Rep. Ro Khanna (D-Calif.) says he supports adding justices to court not as justice for a stolen seat, but as part of a broader effort to stabilize the court and enable it to hear more cases. Khanna supports the addition of new justices requiring a supermajority vote of either 60 or 67 senators and the end of lifetime appointments.
“The idea that you’re appointed by a president and then could be influencing the nation 40 to 50 years down the line is highly counter-majoritarian,” Khanna said. “You’re binding future generations with little accountability to a democratic will.”
What Might Spur Action
The current Court led by chief justice John Roberts has been known for rulings rolling back progressive legislation, including the 2010 Citizens United ruling that legalized unlimited corporate spending on independent political efforts. That decision has animated progressives across the country along with the 2013 Shelby County decision overturning part of the Voting Rights Act, which similarly drew broad condemnation. But the post-Anthony Kennedy court has yet to issue a ruling, much less one that defines its perfidy to progressives.
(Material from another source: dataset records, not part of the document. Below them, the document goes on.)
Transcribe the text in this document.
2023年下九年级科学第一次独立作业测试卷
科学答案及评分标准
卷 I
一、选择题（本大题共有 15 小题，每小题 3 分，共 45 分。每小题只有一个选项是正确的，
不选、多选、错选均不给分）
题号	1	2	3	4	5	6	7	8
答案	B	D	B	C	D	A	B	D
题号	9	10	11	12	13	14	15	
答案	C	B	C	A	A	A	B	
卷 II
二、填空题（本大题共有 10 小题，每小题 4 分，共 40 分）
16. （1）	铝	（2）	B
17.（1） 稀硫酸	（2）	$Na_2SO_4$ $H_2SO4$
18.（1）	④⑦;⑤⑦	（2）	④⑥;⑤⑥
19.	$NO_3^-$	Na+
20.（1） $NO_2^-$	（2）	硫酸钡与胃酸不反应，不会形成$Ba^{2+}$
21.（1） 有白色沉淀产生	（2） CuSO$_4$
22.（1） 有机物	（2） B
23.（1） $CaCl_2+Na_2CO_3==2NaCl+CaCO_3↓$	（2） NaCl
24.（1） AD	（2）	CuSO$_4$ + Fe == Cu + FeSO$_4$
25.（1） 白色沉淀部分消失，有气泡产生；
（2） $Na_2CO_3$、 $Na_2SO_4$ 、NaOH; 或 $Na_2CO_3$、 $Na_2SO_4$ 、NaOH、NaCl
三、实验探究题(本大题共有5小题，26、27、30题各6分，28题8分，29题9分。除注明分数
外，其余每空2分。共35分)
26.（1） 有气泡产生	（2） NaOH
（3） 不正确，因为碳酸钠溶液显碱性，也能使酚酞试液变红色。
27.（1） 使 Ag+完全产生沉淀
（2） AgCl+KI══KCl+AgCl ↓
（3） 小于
That time will come, though.
Caroline Fredrickson, the ACS president, is most concerned about rulings that deal with democracy like the Shelby County and Citizens United decisions. Future rulings further limiting the Voting Rights Act, preventing states from limiting gerrymandering or gutting campaign finance laws could be easily seen as partisan attempts to help the party that appointed the five conservative justices and, thus, destroy trust in the judiciary.
For Tucker, the scholar at the Roosevelt Institute, the big worry comes from this conservative court striking down progressive legislation meant to deal with climate change.
“Once you start to look at the aggressive Green New Deal policies that climate scientists say are necessary to head off these irreversible impacts over these next 10 or 20 years, that is where you’re going to see the rubber hit the road,” Tucker said. “Some of that is going to inevitably interfere with property rights, and you have to have a court that’s willing to accommodate that.“
And if the court doesn’t agree, progressives will at least have started this policy discussion years earlier to help guide them towards a forward.
A Switch in Time?
As progressives are discussing their path to taming the court, the debate over these proposals may be serving its own purpose, according to Amanda Frost, a law professor at American University.
“I’m not a fan of packing the court or term limits, but I’m not afraid of talking about it,” Frost said.
Talking about it puts political pressure on the court. That is the real lesson of President Franklin Roosevelt’s failed attempt to pack the court in 1937, Frost argues.
Roosevelt’s court-packing scheme is remembered as an extreme overreach of power, but the pressure it brought to bear on the court may have forced at least one justice to abandon the pro-business Lochner-era jurisprudence to uphold the minimum wage. Justice Owen Roberts’ flip to the liberals on the issue of the minimum wage ― “the switch in time that saved nine” ― is remembered as the birth of the New Deal Court which also put a nail in the coffin of Roosevelt’s court-packing plan. Roberts’ flip made the packing plan redundant.
There’s another Roberts sitting as the swing justice today. Maybe the current chief justice will listen to public pressure when it comes calling 10 or 20 years down the line. Part of the present problem, however, is that progressives already know that he won’t.